Minorities would appear to be “on the downside” of McLean County’s criminal justice system, according to a new study for Not In Our Town: Bloomington-Normal.
In a study conducted by Illinois State University students and the ISU Stevenson Center for Economic and Community Development, researchers uncovered apparent racial as well as gender disparities in McLean County incarcerations.
“On any given day, the McLean County jail population is majority white,” the ISU team noted. However, it is also 32 percent black, “highly disproportional to the population.” Research findings indicate that “there is still work to be done to ensure that minorities are not wrongfully targeted and incarcerated.”
“So if we’re 8 to 9 percent African-American, in the jail we’re about 36 percent African-American,” Stevenson Center study coordinator Frank Beck relates.
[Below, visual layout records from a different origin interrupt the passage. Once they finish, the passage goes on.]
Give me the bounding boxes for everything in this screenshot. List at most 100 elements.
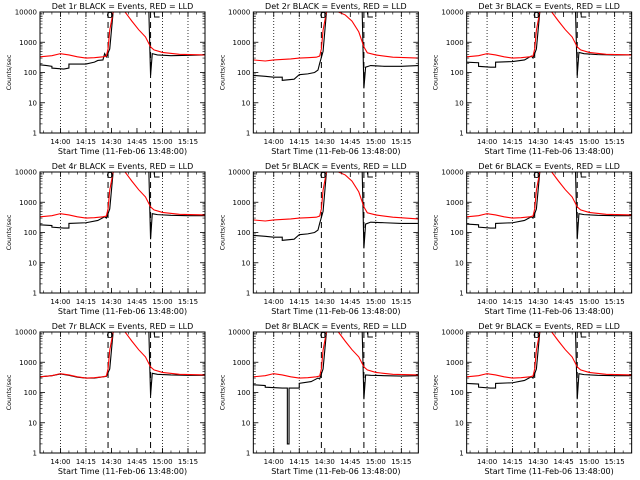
y-axis-label: Counts/sec bbox=[5, 374, 13, 410]
series-line-lld bbox=[253, 332, 419, 379]
y-tick-label: 10000 bbox=[15, 169, 37, 177]
series-line-events bbox=[466, 172, 632, 240]
series-line-lld bbox=[466, 172, 632, 219]
series-line-events bbox=[40, 332, 205, 396]
chart-panel: Det 9r BLACK = Events, RED = LLD Counts/s… bbox=[432, 322, 633, 476]
x-tick-label: 14:15 bbox=[289, 298, 309, 306]
y-tick-label: 10 bbox=[28, 259, 37, 267]
y-tick-label: 10000 bbox=[228, 169, 250, 177]
x-tick-label: 14:30 bbox=[528, 298, 548, 306]
x-tick-label: 14:30 bbox=[528, 138, 548, 146]
y-axis-label: Counts/sec bbox=[432, 54, 440, 90]
y-tick-label: 1000 bbox=[446, 199, 464, 207]
y-tick-label: 100 bbox=[24, 229, 37, 237]
x-tick-label: 14:30 bbox=[101, 298, 121, 306]
x-axis-label: Start Time (11-Feb-06 13:48:00) bbox=[485, 467, 614, 476]
x-tick-label: 14:30 bbox=[315, 458, 335, 466]
chart-title: Det 8r BLACK = Events, RED = LLD bbox=[265, 322, 407, 331]
y-tick-label: 1 bbox=[459, 290, 463, 298]
y-tick-label: 100 bbox=[450, 389, 463, 397]
y-tick-label: 1 bbox=[33, 450, 37, 458]
y-tick-label: 1 bbox=[246, 450, 250, 458]
x-tick-label: 14:00 bbox=[477, 138, 497, 146]
x-axis-label: Start Time (11-Feb-06 13:48:00) bbox=[485, 307, 614, 316]
x-axis-label: Start Time (11-Feb-06 13:48:00) bbox=[485, 147, 614, 156]
chart-title: Det 5r BLACK = Events, RED = LLD bbox=[265, 162, 407, 171]
x-tick-label: 15:00 bbox=[579, 298, 599, 306]
x-tick-label: 15:15 bbox=[178, 458, 198, 466]
plot-frame bbox=[466, 171, 633, 294]
y-tick-label: 100 bbox=[237, 389, 250, 397]
chart-title: Det 9r BLACK = Events, RED = LLD bbox=[478, 322, 620, 331]
x-tick-label: 14:30 bbox=[315, 298, 335, 306]
x-tick-label: 14:45 bbox=[340, 458, 360, 466]
chart-panel: Det 3r BLACK = Events, RED = LLD Counts/s… bbox=[432, 2, 633, 156]
x-tick-label: 14:00 bbox=[264, 138, 284, 146]
x-tick-label: 15:15 bbox=[391, 138, 411, 146]
y-tick-label: 1 bbox=[33, 290, 37, 298]
chart-title: Det 6r BLACK = Events, RED = LLD bbox=[478, 162, 620, 171]
bracket-marker bbox=[580, 12, 587, 18]
plot-frame bbox=[252, 11, 419, 134]
y-tick-label: 10000 bbox=[15, 9, 37, 17]
y-axis-label: Counts/sec bbox=[432, 374, 440, 410]
x-tick-label: 15:00 bbox=[152, 458, 172, 466]
plot-frame bbox=[39, 11, 206, 134]
chart-title: Det 2r BLACK = Events, RED = LLD bbox=[265, 2, 407, 11]
x-tick-label: 14:45 bbox=[554, 138, 574, 146]
series-line-events bbox=[466, 332, 632, 400]
y-tick-label: 1 bbox=[459, 450, 463, 458]
y-tick-label: 100 bbox=[450, 229, 463, 237]
y-axis-label: Counts/sec bbox=[5, 214, 13, 250]
x-tick-label: 14:00 bbox=[50, 138, 70, 146]
bracket-marker bbox=[367, 332, 373, 338]
x-tick-label: 15:00 bbox=[579, 138, 599, 146]
series-line-events bbox=[40, 172, 205, 240]
x-tick-label: 15:00 bbox=[366, 298, 386, 306]
x-tick-label: 14:45 bbox=[127, 138, 147, 146]
x-tick-label: 14:15 bbox=[289, 458, 309, 466]
chart-panel: Det 5r BLACK = Events, RED = LLD Counts/s… bbox=[218, 162, 419, 316]
series-line-events bbox=[466, 12, 632, 76]
x-tick-label: 14:00 bbox=[264, 298, 284, 306]
y-tick-label: 10 bbox=[455, 99, 464, 107]
y-tick-label: 100 bbox=[450, 69, 463, 77]
y-tick-label: 100 bbox=[24, 69, 37, 77]
y-tick-label: 100 bbox=[237, 69, 250, 77]
x-tick-label: 15:00 bbox=[579, 458, 599, 466]
chart-title: Det 4r BLACK = Events, RED = LLD bbox=[52, 162, 194, 171]
x-axis-label: Start Time (11-Feb-06 13:48:00) bbox=[271, 307, 400, 316]
plot-frame bbox=[39, 171, 206, 294]
chart-panel: Det 6r BLACK = Events, RED = LLD Counts/s… bbox=[432, 162, 633, 316]
x-tick-label: 14:45 bbox=[127, 458, 147, 466]
x-tick-label: 15:15 bbox=[178, 298, 198, 306]
bracket-marker bbox=[580, 172, 587, 178]
x-tick-label: 14:15 bbox=[76, 458, 96, 466]
x-axis-label: Start Time (11-Feb-06 13:48:00) bbox=[58, 147, 187, 156]
y-tick-label: 10 bbox=[455, 259, 464, 267]
y-tick-label: 10000 bbox=[15, 329, 37, 337]
series-line-lld bbox=[253, 12, 419, 62]
x-tick-label: 14:30 bbox=[101, 138, 121, 146]
y-tick-label: 1000 bbox=[233, 39, 251, 47]
y-tick-label: 1000 bbox=[19, 199, 37, 207]
y-tick-label: 100 bbox=[237, 229, 250, 237]
chart-title: Det 7r BLACK = Events, RED = LLD bbox=[52, 322, 194, 331]
chart-panel: Det 1r BLACK = Events, RED = LLD Counts/s… bbox=[5, 2, 206, 156]
x-tick-label: 14:00 bbox=[50, 458, 70, 466]
series-line-lld bbox=[253, 172, 419, 222]
plot-frame bbox=[466, 331, 633, 454]
y-tick-label: 100 bbox=[24, 389, 37, 397]
chart-panel: Det 2r BLACK = Events, RED = LLD Counts/s… bbox=[218, 2, 419, 156]
x-tick-label: 15:15 bbox=[605, 458, 625, 466]
x-tick-label: 14:15 bbox=[76, 298, 96, 306]
y-tick-label: 10000 bbox=[228, 329, 250, 337]
plot-frame bbox=[466, 11, 633, 134]
series-line-lld bbox=[40, 172, 205, 219]
x-tick-label: 14:00 bbox=[477, 458, 497, 466]
series-line-lld bbox=[40, 332, 205, 379]
series-line-lld bbox=[40, 12, 205, 59]
x-axis-label: Start Time (11-Feb-06 13:48:00) bbox=[58, 467, 187, 476]
y-tick-label: 1000 bbox=[233, 359, 251, 367]
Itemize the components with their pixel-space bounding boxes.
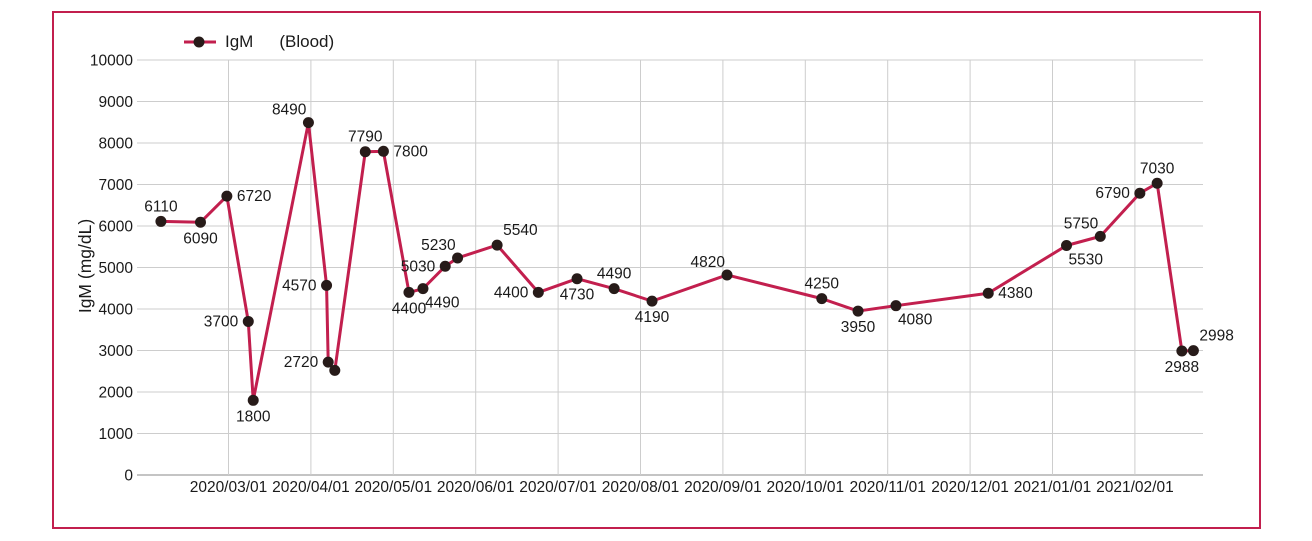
data-point-label: 2998 bbox=[1199, 328, 1233, 345]
y-tick-label: 4000 bbox=[99, 302, 134, 319]
data-point-marker bbox=[571, 273, 583, 285]
data-point-label: 4400 bbox=[494, 284, 529, 301]
data-point-marker bbox=[377, 145, 389, 157]
legend-point-swatch bbox=[193, 36, 205, 47]
data-point-label: 2720 bbox=[284, 354, 319, 371]
y-tick-label: 9000 bbox=[99, 94, 134, 111]
data-point-label: 4250 bbox=[805, 276, 840, 293]
x-tick-label: 2020/03/01 bbox=[190, 479, 268, 496]
x-tick-label: 2020/06/01 bbox=[437, 479, 515, 496]
data-point-label: 3700 bbox=[204, 313, 239, 330]
igm-series-legend-marker bbox=[184, 36, 216, 47]
x-tick-label: 2020/04/01 bbox=[272, 479, 350, 496]
data-point-marker bbox=[439, 260, 451, 272]
data-point-marker bbox=[982, 287, 994, 299]
data-point-marker bbox=[242, 315, 254, 327]
data-point-marker bbox=[608, 283, 620, 295]
y-axis-title: IgM (mg/dL) bbox=[74, 218, 95, 314]
data-point-marker bbox=[816, 293, 828, 305]
data-point-label: 4570 bbox=[282, 277, 317, 294]
data-point-marker bbox=[403, 286, 415, 298]
x-tick-label: 2020/07/01 bbox=[519, 479, 597, 496]
x-tick-label: 2020/09/01 bbox=[684, 479, 762, 496]
data-point-label: 5230 bbox=[421, 237, 456, 254]
data-point-marker bbox=[359, 146, 371, 158]
data-point-marker bbox=[1187, 345, 1199, 357]
data-point-label: 4820 bbox=[691, 254, 726, 271]
x-tick-label: 2020/08/01 bbox=[602, 479, 680, 496]
data-point-label: 8490 bbox=[272, 102, 307, 119]
data-point-label: 6790 bbox=[1095, 185, 1130, 202]
legend-qualifier-label: (Blood) bbox=[279, 32, 335, 51]
data-point-marker bbox=[721, 269, 733, 281]
data-point-marker bbox=[646, 295, 658, 307]
data-point-marker bbox=[194, 216, 206, 228]
data-point-marker bbox=[1094, 230, 1106, 242]
data-point-marker bbox=[1134, 187, 1146, 199]
data-point-label: 5540 bbox=[503, 222, 538, 239]
data-point-label: 7800 bbox=[393, 143, 428, 160]
y-tick-label: 6000 bbox=[99, 219, 134, 236]
x-tick-label: 2020/12/01 bbox=[931, 479, 1009, 496]
chart-legend: IgM (Blood) bbox=[183, 33, 334, 50]
data-point-marker bbox=[452, 252, 464, 264]
data-point-label: 7790 bbox=[348, 129, 383, 146]
y-tick-label: 1000 bbox=[99, 426, 134, 443]
data-point-marker bbox=[417, 283, 429, 295]
data-point-label: 1800 bbox=[236, 408, 271, 425]
data-point-label: 4490 bbox=[597, 266, 632, 283]
data-point-marker bbox=[302, 117, 314, 129]
data-point-marker bbox=[321, 279, 333, 291]
y-tick-label: 8000 bbox=[99, 136, 134, 153]
x-tick-label: 2020/11/01 bbox=[849, 479, 925, 496]
x-tick-label: 2020/10/01 bbox=[767, 479, 845, 496]
data-point-marker bbox=[221, 190, 233, 202]
data-point-label: 3950 bbox=[841, 319, 876, 336]
data-point-label: 6090 bbox=[183, 230, 218, 247]
chart-frame-border bbox=[52, 11, 1261, 529]
y-tick-label: 2000 bbox=[99, 385, 134, 402]
data-point-label: 5530 bbox=[1069, 252, 1104, 269]
data-point-label: 4380 bbox=[998, 285, 1033, 302]
data-point-label: 6720 bbox=[237, 188, 272, 205]
y-tick-label: 5000 bbox=[99, 260, 134, 277]
x-tick-label: 2021/02/01 bbox=[1096, 479, 1174, 496]
data-point-marker bbox=[322, 356, 334, 368]
y-tick-label: 10000 bbox=[90, 53, 133, 70]
y-tick-label: 3000 bbox=[99, 343, 134, 360]
data-point-label: 7030 bbox=[1140, 160, 1175, 177]
data-point-label: 5030 bbox=[401, 258, 436, 275]
data-point-label: 5750 bbox=[1064, 215, 1099, 232]
legend-series-label: IgM bbox=[225, 32, 254, 51]
y-tick-label: 7000 bbox=[99, 177, 134, 194]
data-point-label: 4730 bbox=[560, 287, 595, 304]
data-point-label: 4080 bbox=[898, 312, 933, 329]
x-tick-label: 2020/05/01 bbox=[355, 479, 433, 496]
y-tick-label: 0 bbox=[124, 468, 133, 485]
x-tick-label: 2021/01/01 bbox=[1014, 479, 1092, 496]
data-point-marker bbox=[1061, 240, 1073, 252]
data-point-marker bbox=[247, 394, 259, 406]
data-point-marker bbox=[1176, 345, 1188, 357]
data-point-marker bbox=[329, 364, 341, 376]
data-point-marker bbox=[1151, 177, 1163, 189]
data-point-marker bbox=[532, 286, 544, 298]
data-point-label: 6110 bbox=[144, 198, 178, 215]
data-point-marker bbox=[890, 300, 902, 312]
data-point-label: 2988 bbox=[1165, 359, 1199, 376]
data-point-label: 4190 bbox=[635, 309, 670, 326]
data-point-label: 4400 bbox=[392, 300, 427, 317]
data-point-marker bbox=[491, 239, 503, 251]
data-point-label: 4490 bbox=[425, 295, 460, 312]
data-point-marker bbox=[852, 305, 864, 317]
data-point-marker bbox=[155, 215, 167, 227]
The study also indicates a disproportionate frequency in traffic stops and related searches for black motorists, as detailed in Part 3 of this series.
ISU researchers examined patterns in McLean County Jail and court files. Each local booking had a code, frequency, and percentage, and the team focused on each frequency that was higher than five thousand, enabling members to narrow analysis to the most frequent charges.
Students then researched each code to obtain the name of the charge (e.g., domestic battery, possession of drug paraphernalia, first time and previous DUI convictions, and key traffic violations including driving without a license or with an expired license).
Of the 22,157 persons in the jail on felony charges under the study, 17,481 were men, and4,676 were women. Men spent an average 35 days in jail for felony charges, while women spent half as many days in jail.
For overall convictions, blacks and Latinos spend more time in jail than whites. Blacks spent nearly twice as many days in jail than whites, while Latinos fell between the other two groups. That pattern was consistent for both felonies and misdemeanors.
“Future research can hold constant conviction status and charge severity to further determine where disparities are most pronounced,” the team suggested.
The research team also studied the frequency of each group booked on drug charges, identifying a disparity between the races during the late teen years and early 20s. Whites are booked more frequently for drug charges, but frequencies for whites and blacks converge around age 27, which researchers found “extremely significant.”
Blacks comprise roughly eight percent of the total McLean County population, and when the frequencies converge it does not mean the demographics are changing (such as whites “suddenly moving out of the area in droves”). “Around age 27, blacks are booked on drug charges at a rate even more disproportional to the population,” the team concluded.
“Charge severity is even between whites, blacks, and Latinos,” Beck observed. “African-Americans are not likely to be booked on things that are more violent. African-Americans are far less likely to be booked on DUIs. Driving under the influence is very much a white thing – less so Latino, and far less so African-American.”